Mt 26, 14-25

Haute trahison

Giotto, L’Arrestation de Jésus, Fresque (1305), 200×185cm, Chapelle Scrovegni à Padoue.
Giotto, L’Arrestation de Jésus, Fresque (1305), 200×185cm, Chapelle Scrovegni à Padoue.

Le verset d’une hymne me revient souvent en mémoire lorsque l’esprit de division et de rancœur envahit mon quotidien. Nous avons tellement de raisons de nous décourager et de ne plus vouloir faire confiance en personne. C’est alors que l’on peut chanter tout bas, allumant une petite flamme d’espérance en soi et pour le monde : « Pouvoir être trahi sans cesser / De croire aux hommes… » (Sr Marie-Pierre, Vivre à Dieu seul, CFC, 1976). C’est aussi le message de Kipling dans son poème : « Si tu peux voir détruit l’ouvrage de ta vie / Et sans dire un seul mot te mettre à rebâtir, […] / Et, te sentant haï, sans haïr à ton tour, […] Tu seras un homme, mon fils » (Rudyard Kipling, If, 1910).

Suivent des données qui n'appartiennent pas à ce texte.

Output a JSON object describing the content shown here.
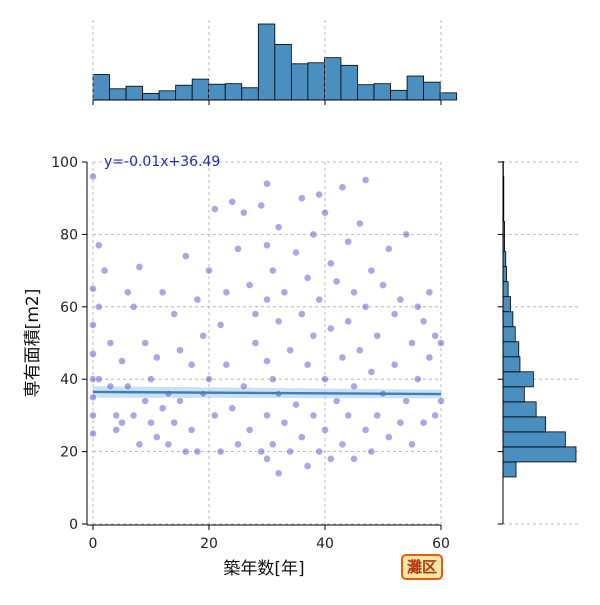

Qu’y a-t-il de plus ébranlant que la trahison d’un ami ?

Comment Jésus a-t-il assumé la trahison de celui qui l’a livré pour seulement trente pièces d’argent ? La question n’est pas nouvelle, le psalmiste s’est lui aussi lamenté de l’ami devenu ennemi : « Même l’ami qui avait ma confiance et partageait mon pain, m’a frappé du talon » (Ps 40,10). « Si l’insulte me venait d’un ennemi, je pourrais l’endurer ; si mon rival s’élevait contre moi, je pourrais me dérober. / Mais toi, un homme de mon rang, mon familier, mon intime ! / Que notre entente était bonne, quand nous allions d’un même pas dans la maison de Dieu ! » (Ps 54,13-15).

Jésus et Judas. Quel a été ce face-à-face des deux hommes, à la table de la communion et dans la proximité du baiser de Gethsémani ? C’est cela qui effraie : comment se touchant de si près, ont-ils pu se désaccorder ?
Pourtant l’ordonnancement du récit de Matthieu et l’annonce de la trahison par Jésus qui assume et porte par avance l’acte de Judas, nous montre une cohérence, une harmonie dont seul le cœur de Dieu est capable. Point de trahison sans miséricorde qui la devance. Notre foi dans le Salut, nous oblige à croire que non, rien n’est jamais perdu pour Dieu.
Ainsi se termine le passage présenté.